The East African nation's two-year deadly political instability has worsened amid an ongoing food crisis, which has already claimed numerous victims and displaced tens of thousands in some of the most-affected provinces.

Since April 2015, some 410,000 refugees and asylum seekers have fled their homes because of human rights abuses, fear of persecution and sexual and gender-based violence (SGBV). These numbers are still rising.

With no sign of improvement of the political situation, UNHCR spokesperson Babar Baloch on 23 May warned Burundi's crisis has the potential to become the third biggest refugee situation in Africa.

Tanzania's three overcrowded camps currently host 237,393 Burundian refugees, followed by Rwanda (85,709), Uganda (44,699), DRC (37,354), Kenya (5,040), Mozambique (1,908), Zambia (1,873) and Malawi which is home to 1,099.

UNHCR has upped its funding needs for the Burundi situation from $214m (£167.8m) to $250 million and warned funding is drying to a trickle. This funding is needed to provide emergency assistance to the new arrivals and ensure proper support to host countries.

Burundian refugees living in 'extremely poor conditions'

Living conditions for refugees in overstretched camps, are extremely difficult.

There is a urgent need to upgrade and construct new settlements to decongest Tanzania's current Nduta and Nyarugusu camps, where overcrowding has helped propagate diseases such as malaria. An outbreak of cholera or measles remains a major concern as the risks is high. Protection of women and girls, and education of refugee children is also severely affected.

Little Burundi
Messi, 4, fled to neighbouring Rwanda with his family after Burundi's police visited his house numerous times looking for his father, a protester IBTimes UK/ Elsa Buchanan

In DRC, meanwhile, the transit centres are unable to host incoming refugees, Baloch said, forcing them to live in extremely poor conditions, often without shelter.

"UNHCR renews its call to donors for continued support to countries hosting Burundian refugees. We are also repeating our appeal to the neighbouring countries to allow continued access to those fleeing the situation in Burundi and not to return refugees against their will," Baloch said, probably in reference to Tanzania's decision to revoke the prima facie status of Burundian refugees arriving into the country.

Since the beginning of the crisis, all Burundians arriving into Tanzania have been automatically granted refugee status.

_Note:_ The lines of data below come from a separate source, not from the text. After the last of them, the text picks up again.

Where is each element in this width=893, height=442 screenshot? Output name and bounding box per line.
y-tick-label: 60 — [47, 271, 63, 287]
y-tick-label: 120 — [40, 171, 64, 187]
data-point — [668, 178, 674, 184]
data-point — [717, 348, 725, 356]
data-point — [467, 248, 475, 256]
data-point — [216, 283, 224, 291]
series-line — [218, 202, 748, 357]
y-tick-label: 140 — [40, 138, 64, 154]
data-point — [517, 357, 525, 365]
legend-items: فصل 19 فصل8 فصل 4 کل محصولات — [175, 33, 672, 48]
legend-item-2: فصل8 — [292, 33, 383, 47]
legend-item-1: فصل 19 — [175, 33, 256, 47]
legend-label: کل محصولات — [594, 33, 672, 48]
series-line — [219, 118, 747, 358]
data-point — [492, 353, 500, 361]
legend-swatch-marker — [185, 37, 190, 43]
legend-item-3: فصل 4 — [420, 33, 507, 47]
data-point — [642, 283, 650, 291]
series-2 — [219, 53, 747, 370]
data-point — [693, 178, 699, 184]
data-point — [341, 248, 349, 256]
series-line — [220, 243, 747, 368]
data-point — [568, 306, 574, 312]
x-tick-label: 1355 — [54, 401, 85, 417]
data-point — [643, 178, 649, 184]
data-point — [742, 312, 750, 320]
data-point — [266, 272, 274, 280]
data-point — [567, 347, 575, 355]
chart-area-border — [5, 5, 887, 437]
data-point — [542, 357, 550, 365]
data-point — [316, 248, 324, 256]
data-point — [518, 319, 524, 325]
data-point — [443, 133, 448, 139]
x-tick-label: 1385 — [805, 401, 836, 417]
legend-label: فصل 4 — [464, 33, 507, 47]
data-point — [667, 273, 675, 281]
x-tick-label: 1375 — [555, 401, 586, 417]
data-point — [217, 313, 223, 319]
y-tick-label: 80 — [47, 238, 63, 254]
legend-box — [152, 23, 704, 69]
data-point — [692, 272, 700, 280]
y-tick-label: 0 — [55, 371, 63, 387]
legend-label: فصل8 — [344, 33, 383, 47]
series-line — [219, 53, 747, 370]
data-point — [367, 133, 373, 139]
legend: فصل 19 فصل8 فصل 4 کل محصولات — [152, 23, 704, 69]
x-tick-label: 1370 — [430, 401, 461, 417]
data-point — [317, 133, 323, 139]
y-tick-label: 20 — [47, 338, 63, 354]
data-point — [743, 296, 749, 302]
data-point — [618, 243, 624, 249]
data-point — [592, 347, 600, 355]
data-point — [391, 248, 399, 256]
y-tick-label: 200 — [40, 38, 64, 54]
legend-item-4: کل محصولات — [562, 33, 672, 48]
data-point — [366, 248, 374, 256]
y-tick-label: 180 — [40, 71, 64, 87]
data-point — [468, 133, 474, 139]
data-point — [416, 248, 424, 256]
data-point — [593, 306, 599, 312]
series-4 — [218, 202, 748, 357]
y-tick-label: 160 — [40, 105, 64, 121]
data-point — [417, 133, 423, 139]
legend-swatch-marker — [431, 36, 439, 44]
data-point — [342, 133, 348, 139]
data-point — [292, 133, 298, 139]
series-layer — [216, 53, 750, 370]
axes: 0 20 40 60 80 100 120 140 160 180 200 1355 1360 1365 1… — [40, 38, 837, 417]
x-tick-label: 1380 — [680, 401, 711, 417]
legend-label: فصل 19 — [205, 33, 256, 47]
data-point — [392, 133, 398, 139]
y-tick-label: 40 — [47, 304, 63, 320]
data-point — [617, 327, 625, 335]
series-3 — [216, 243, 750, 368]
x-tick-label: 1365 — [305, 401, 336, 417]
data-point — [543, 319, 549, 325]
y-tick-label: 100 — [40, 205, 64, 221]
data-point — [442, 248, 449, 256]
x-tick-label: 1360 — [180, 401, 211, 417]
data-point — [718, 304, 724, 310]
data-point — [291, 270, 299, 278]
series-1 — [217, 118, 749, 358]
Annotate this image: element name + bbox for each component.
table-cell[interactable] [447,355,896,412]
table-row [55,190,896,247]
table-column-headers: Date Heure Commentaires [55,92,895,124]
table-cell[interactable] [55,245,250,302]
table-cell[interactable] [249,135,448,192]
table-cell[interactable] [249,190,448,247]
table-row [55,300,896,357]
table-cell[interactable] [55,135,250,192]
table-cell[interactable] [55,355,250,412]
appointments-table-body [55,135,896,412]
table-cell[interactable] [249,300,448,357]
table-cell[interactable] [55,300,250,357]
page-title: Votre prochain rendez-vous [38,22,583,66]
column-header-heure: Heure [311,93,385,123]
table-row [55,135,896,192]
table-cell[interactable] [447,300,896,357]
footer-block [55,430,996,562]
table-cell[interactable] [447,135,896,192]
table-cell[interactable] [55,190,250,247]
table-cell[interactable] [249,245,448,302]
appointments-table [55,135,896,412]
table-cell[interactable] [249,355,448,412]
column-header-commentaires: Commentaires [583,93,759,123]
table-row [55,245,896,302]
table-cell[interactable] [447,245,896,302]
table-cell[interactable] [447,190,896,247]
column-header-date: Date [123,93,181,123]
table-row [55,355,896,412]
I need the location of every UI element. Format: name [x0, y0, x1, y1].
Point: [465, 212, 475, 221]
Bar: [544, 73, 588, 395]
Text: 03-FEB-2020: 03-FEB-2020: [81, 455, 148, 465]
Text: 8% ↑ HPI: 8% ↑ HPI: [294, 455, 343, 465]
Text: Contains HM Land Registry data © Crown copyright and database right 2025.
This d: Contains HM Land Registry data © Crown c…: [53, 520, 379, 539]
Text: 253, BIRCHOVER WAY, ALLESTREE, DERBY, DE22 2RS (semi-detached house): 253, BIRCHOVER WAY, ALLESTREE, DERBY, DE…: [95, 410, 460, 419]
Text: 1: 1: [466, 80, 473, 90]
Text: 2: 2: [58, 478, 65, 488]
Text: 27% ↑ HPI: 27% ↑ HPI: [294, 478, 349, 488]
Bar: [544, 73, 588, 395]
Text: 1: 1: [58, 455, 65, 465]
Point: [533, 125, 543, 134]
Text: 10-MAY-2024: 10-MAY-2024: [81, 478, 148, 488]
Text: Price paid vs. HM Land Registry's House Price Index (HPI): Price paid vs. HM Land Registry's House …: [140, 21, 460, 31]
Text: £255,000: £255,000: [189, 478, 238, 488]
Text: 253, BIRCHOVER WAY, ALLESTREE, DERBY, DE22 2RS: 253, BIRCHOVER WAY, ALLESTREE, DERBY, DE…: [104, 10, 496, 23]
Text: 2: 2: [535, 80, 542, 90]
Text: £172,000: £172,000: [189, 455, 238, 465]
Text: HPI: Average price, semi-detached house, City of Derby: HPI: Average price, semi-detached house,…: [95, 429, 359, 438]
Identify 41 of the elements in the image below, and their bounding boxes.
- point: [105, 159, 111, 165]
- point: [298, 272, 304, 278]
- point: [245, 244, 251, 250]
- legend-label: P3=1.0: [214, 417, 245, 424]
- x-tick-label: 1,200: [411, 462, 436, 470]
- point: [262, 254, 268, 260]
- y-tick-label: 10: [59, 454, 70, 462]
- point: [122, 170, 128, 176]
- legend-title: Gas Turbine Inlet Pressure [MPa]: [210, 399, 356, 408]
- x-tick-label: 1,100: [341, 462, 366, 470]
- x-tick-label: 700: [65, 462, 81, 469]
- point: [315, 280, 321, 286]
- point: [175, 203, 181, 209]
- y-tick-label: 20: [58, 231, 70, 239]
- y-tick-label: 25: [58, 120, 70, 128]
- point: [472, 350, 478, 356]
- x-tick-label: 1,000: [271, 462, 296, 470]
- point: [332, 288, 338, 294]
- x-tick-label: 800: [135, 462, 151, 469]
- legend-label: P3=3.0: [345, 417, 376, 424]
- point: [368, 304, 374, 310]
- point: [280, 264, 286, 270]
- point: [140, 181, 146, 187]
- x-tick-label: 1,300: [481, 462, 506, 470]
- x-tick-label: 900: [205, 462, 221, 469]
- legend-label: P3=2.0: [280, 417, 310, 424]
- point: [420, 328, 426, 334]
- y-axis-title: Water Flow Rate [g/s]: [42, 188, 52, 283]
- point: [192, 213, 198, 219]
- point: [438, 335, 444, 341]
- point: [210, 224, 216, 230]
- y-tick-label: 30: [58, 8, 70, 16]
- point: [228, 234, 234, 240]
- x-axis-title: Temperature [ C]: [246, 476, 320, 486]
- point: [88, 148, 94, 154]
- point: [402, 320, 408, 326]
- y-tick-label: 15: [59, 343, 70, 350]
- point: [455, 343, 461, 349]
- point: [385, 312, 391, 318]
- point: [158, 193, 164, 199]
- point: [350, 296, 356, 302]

This is no longer the case, as each new arrivals now has its refugee status determined individually, a measure rights advocates say may affect the humanitarian assistance that can be made available to them.

The crisis that has killed thousands of people, pits supporters of President Pierre Nkurunziza against those who say that his re-election in July 2015 for a third term violated the nation's constitution. After a failed coup, the government intensified its crackdown and most of those arrested or disappeared today are young men and women accused of participating in or supporting opposition groups.

Bujumbura, meanwhile, last month said that "security is assured, peace has returned to Burundi".